This spring, the Shuford Program in Entrepreneurship launched a pilot Shuford Mentorship Program in partnership with Ravenscroft School in Raleigh. The Shuford Mentorship Program connected UNC Shuford students with Ravenscroft Upper School juniors to develop a mentorship relationship, further the students’ entrepreneurial education and share more about the transition to college life.
The program was designed by Shuford senior Michael Sisson and Shuford advisory board member Kathleen Malik. Both Sisson and Malik have a vested interest in the Shuford Program and Ravenscroft School. Aside from their roles at Carolina, Sisson graduated from Ravenscroft in 2019, and Malik currently has two children who attend the school.
The Shuford Program in Entrepreneurship empowers students to turn ideas and inspiration into action by understanding the basic principles of entrepreneurship. Through the minor in entrepreneurship, students also develop self-confidence by practicing soft skills and interacting in team environments, and they gain entrepreneurial experience by engaging with practicing entrepreneurs.
Sisson, a transfer student to Carolina, discovered the Shuford Program when he enrolled in “ECON 125: Introduction to Entrepreneurship” during his first semester in fall 2020, and he quickly discovered how much he would academically, professionally and personally grow by pursuing the entrepreneurship minor.
“Shuford offers a practical curriculum taught by professors of the practice who bring their real-world experience to the classroom. That experience is very valuable to my education, and I knew that it would set me up for success in the future,” Sisson said.
Sisson joined the ECON 125 teaching team as a teaching assistant and the Shuford Ambassadors during his junior year at Carolina. He then was selected as the first student liaison to the Shuford Program Advisory Board during the summer of 2022, where he met Malik, and they quickly discovered their shared connection to Ravenscroft.
Malik proposed the idea of creating a mentorship program with Ravenscroft and Shuford students to help them learn more about entrepreneurship and increase high schoolers’ excitement about attending college.
“We wanted to create a program where Ravenscroft juniors could visit Carolina’s campus a few times and see what it’s like to be a Shuford student by attending Shuford classes, interacting with their mentors, and further developing their entrepreneurial passions,” Sisson said.
Both Shuford and Ravenscroft students applied to participate in the Shuford Mentorship Program. This semester’s cohort consisted of 10 Ravenscroft juniors and nine Shuford students.

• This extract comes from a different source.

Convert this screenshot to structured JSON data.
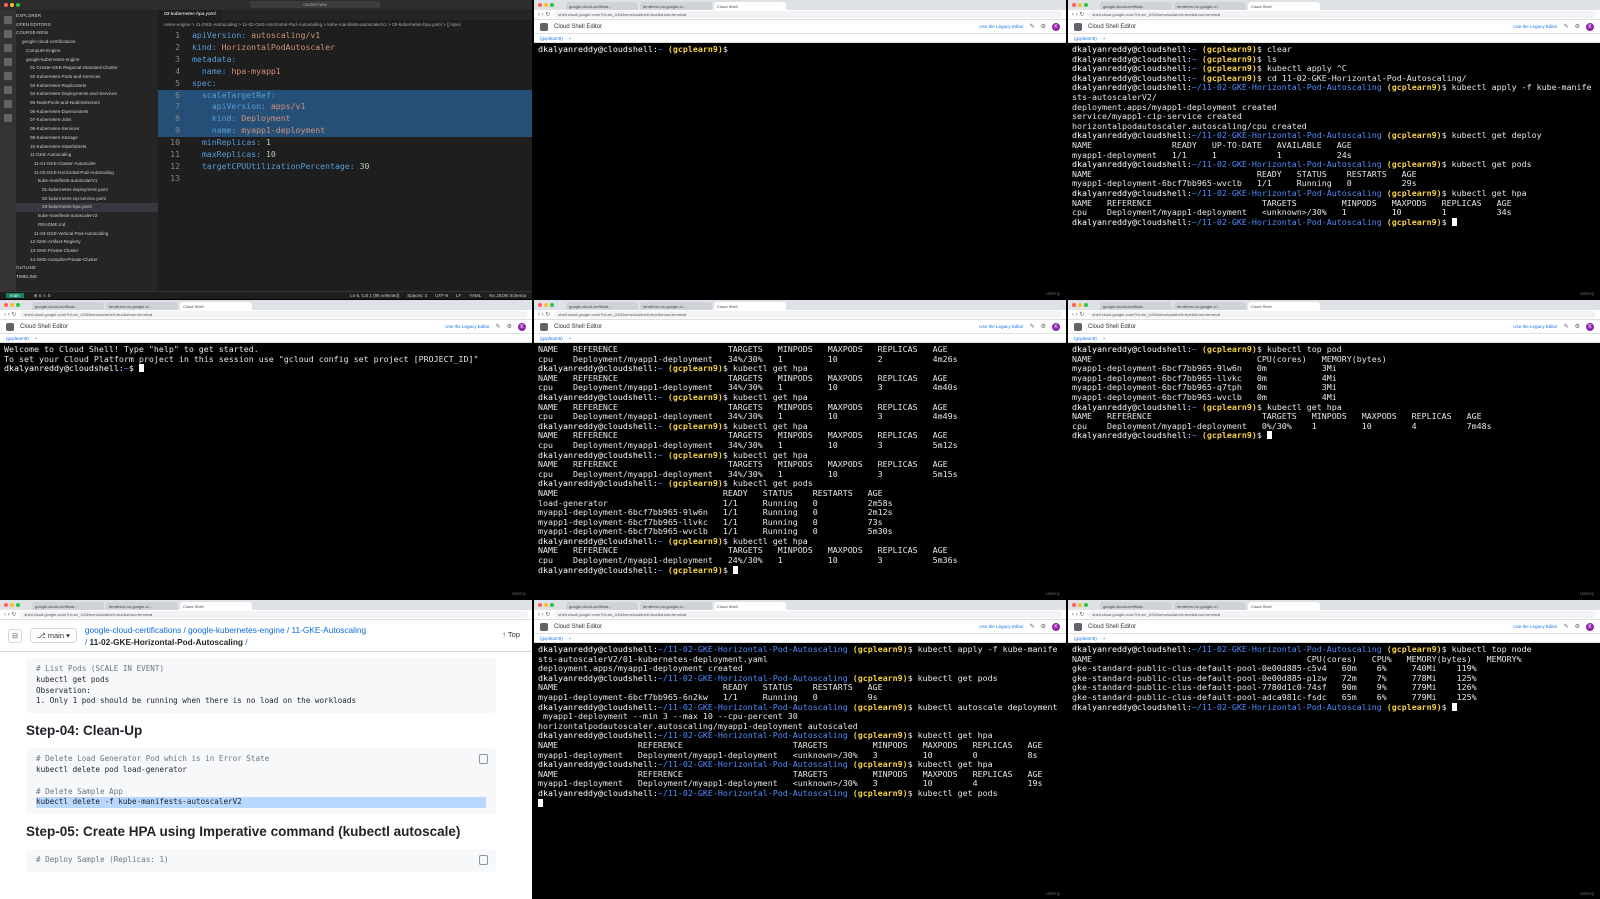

They were paired based on professional and personal interests and remained in the same pairings throughout the programming.
During the spring semester, Ravenscroft students visited Carolina’s campus three times and attended two virtual meetings with their mentors. The mentors and mentees participated in a networking workshop hosted by Shuford Program Executive Director Bernard Bell, and they also attended the ECON 125 and ECON 393 “Entrepreneurship Capstone” classes.
Throughout the program, Ravenscroft students worked on a capstone project to create a personal brand and website. Sisson explained the idea behind this project: “We wanted the students to have a tangible takeaway from the program — something to complement the soft skills they would develop over the five weeks.”
Sisson continued, “One of the most useful projects I completed during my time in Shuford was the personal branding project in Chris Mumford’s ‘Principles of Entrepreneurship’ course. It was the first time I looked at myself, figured out who I am and how I wanted to portray myself to anyone I meet.”
The mentorship capstone project entailed creating a personal logo, website, résumé and LinkedIn page. Ravenscroft students also filmed an “origin story” video, where they spoke about who they are and what they hope to accomplish in the future. The capstone projects were presented on the final day of the program to Shuford faculty, mentors, advisory board members and Ravenscroft School administration and faculty members.
“I would have loved an opportunity before applying to colleges where I could look at everything I was involved with and figure out what message I wanted to portray in my application essays and résumé,” Sisson noted. “We wanted to set our mentees up for success in their future endeavors, just as the Shuford Program has done for its students.”
With a successful pilot semester completed, Sisson, Malik and Shuford leaders hope to grow the Shuford Mentorship Program in the coming semesters.
“We would love to continue our relationship with Ravenscroft, while expanding to underserved schools in the Triangle area,” Sisson said. “There is so much possibility to develop bright high schoolers’ entrepreneurial passions, and Shuford wants to provide them with that opportunity.”